O1.1 and O1.3: just like CR1, we're back to the bell curve! The pairs are the 1 and 9, the midpoint of 5s is the kong, and the 3s and 7s are the pungs. In the three suited version, the 1s and 3s are in suit A, the kong of 5s are in suit B, and the 7s and 9s are in suit C.
O2a and O2b: super simple pung/kong hands. 1&3 in suit A, 3&5 in suit B OR 5&7 in suit A, 7&9 in suit B. Very simple, can call for any exposures, hand won't go dead. It's a very winnable hand, and an excellent backup.
O3a & O3b: again, A and B only differ by what part of the number line, 1-5 vs. 5-9. It's all in one suit. The trickiest thing to remember on this one is that it's kong/pung: you have kongs of the 1&5 (or 5&9), and then pungs of the middle number and the matching dragons. Another super simple kong-pung hand, with no pairs. Winnable, and generally a good backup option depending on the exposures you've already made.
O4: another “hidden” addition hand. I'm a fan! There's only one important thing to remember: the 1&9 kongs are in suit A, and that single “1” must be in suit B or C. It doesn't matter whether you use dots for the 1 and 9 kongs, dots for the single 1, or don't use dots at all. The “zero” is suitless. And how many Flowers do we need? Since we've got 1&9 kongs and a meld of two singles, we need four more tiles, or another kong, of Flowers.
O5.1 and O5.3: these are very much like CR4, a collection of three singles (135) followed by kongs of 7&9. The meld is not really a chow since the numbers aren't consecutive, but it's a similar concept. With two kongs and a (sort of) chow, you still need three more tiles to make 14, hence the pung of Flowers. You can either make the hand in one suit or three, where each meld is its own suit. Remember, 135 is really a meld of singles, so you cannot call for its completion unless it's your final mah jongg tile.
O6a and O6b: these are the hands like CR6, described above. Again, remember that the first two numbers are pungs and the third is a kong, all in suit A. To make it to 14 tiles you will need pairs of dragons in suits B&C. The difference between O6a and O6b is where they fall on the number line.
O7a and O7b: Well, looky here! That NEWS meld snuck all the way down into the “Odds” neighborhood!! Sticking with my “P” motif, I'm going to call this one the Paperboy. Think of it as a two-suited bell curve, on either the lower or upper end of the number line. The only components that can be called for exposure are the two pungs, either of 3s or 7s; you will need pairs of 1&5 or 5&9 to match the suits of the pungs. The peak in the middle is “NEWS,” but it's all singles so it can only be called for mah jongg! Kudos to the card designers for thinking outside the box again.

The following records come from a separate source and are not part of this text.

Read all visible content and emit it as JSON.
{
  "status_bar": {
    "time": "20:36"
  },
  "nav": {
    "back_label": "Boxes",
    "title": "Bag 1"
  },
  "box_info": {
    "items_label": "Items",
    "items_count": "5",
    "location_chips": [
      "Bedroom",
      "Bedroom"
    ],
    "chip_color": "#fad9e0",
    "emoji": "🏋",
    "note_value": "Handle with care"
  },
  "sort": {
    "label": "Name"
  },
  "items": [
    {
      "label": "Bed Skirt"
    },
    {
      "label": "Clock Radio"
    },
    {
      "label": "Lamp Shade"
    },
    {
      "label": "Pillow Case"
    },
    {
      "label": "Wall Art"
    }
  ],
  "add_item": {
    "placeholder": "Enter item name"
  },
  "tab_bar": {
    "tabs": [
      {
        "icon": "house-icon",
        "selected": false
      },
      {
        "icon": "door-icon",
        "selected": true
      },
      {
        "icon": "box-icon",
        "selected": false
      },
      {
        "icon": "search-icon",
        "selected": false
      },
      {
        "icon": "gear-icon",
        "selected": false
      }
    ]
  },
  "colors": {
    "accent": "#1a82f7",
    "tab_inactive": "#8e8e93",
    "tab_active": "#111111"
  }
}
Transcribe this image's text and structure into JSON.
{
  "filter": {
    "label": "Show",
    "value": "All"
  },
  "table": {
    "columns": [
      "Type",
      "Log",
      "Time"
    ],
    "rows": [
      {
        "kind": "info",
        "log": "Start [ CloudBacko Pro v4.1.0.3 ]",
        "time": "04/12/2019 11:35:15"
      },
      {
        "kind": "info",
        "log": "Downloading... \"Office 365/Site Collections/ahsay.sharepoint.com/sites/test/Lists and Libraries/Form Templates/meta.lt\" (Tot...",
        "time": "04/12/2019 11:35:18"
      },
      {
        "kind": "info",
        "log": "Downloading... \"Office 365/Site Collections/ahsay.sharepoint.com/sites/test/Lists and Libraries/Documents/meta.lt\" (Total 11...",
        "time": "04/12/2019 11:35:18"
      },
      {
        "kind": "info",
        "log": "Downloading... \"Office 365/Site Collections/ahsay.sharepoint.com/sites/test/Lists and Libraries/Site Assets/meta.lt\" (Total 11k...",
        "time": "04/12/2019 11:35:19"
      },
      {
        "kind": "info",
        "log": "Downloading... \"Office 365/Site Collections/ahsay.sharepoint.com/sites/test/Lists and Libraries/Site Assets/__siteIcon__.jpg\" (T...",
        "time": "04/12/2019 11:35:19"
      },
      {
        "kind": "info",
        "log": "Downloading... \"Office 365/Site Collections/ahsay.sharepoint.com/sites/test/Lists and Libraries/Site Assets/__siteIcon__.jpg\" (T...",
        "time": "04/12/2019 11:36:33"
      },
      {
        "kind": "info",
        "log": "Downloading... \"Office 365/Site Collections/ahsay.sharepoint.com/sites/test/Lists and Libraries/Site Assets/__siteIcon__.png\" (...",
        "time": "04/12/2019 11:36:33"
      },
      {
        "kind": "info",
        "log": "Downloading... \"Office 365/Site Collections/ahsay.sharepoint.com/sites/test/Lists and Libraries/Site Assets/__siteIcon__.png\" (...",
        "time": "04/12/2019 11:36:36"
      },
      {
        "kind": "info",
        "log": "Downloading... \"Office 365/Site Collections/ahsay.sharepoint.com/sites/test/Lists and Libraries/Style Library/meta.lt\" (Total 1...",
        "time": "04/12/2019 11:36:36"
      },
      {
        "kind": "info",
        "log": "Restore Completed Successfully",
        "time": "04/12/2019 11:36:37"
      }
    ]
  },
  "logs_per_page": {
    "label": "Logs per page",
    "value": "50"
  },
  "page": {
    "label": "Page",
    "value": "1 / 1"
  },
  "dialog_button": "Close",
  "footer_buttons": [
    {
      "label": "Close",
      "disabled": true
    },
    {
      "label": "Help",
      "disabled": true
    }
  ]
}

O8: back to a more conventional hand. This is a two-suited sandwich hand: kongs of 1s and 9s in suit A, filled by pairs of the 3, 5, and 7 in suit B. The most interesting thing to note about this hand is that, because it has kongs of 1 and 9 in the same suit, you might consider using O4 as a backup.
O9a and O9b: concealed hands, the only difference being which end of the number line. Again, with four pairs I wonder why they didn't value this at 35 cents instead of 30, but I don't write the card...Try to remember that there are four pairs and only two pungs in this hand. That makes it easier to remember that you're repeating the first two numbers as pairs in suit A and then pungs in suit B, and the remaining features, Flowers and the highest number in suit C, are also pairs. Fortunately it's a concealed hand, nobody's going to know if you get a little confused in your planning. Even if you did accidentally expose the pungs, you could switch to O6.
Overall, there's some creativity in this section. I've been lamenting the loss of the 1/9/dragon hand, and O4 comes close to that. I enjoy the use of a singles meld in O5 and the opposite dragons of O6, but those are basically the same design as the CR hands. For this section, Bubbe is most excited about the “Paperboy” hand, where NEWS suddenly appears in a totally different neighborhood!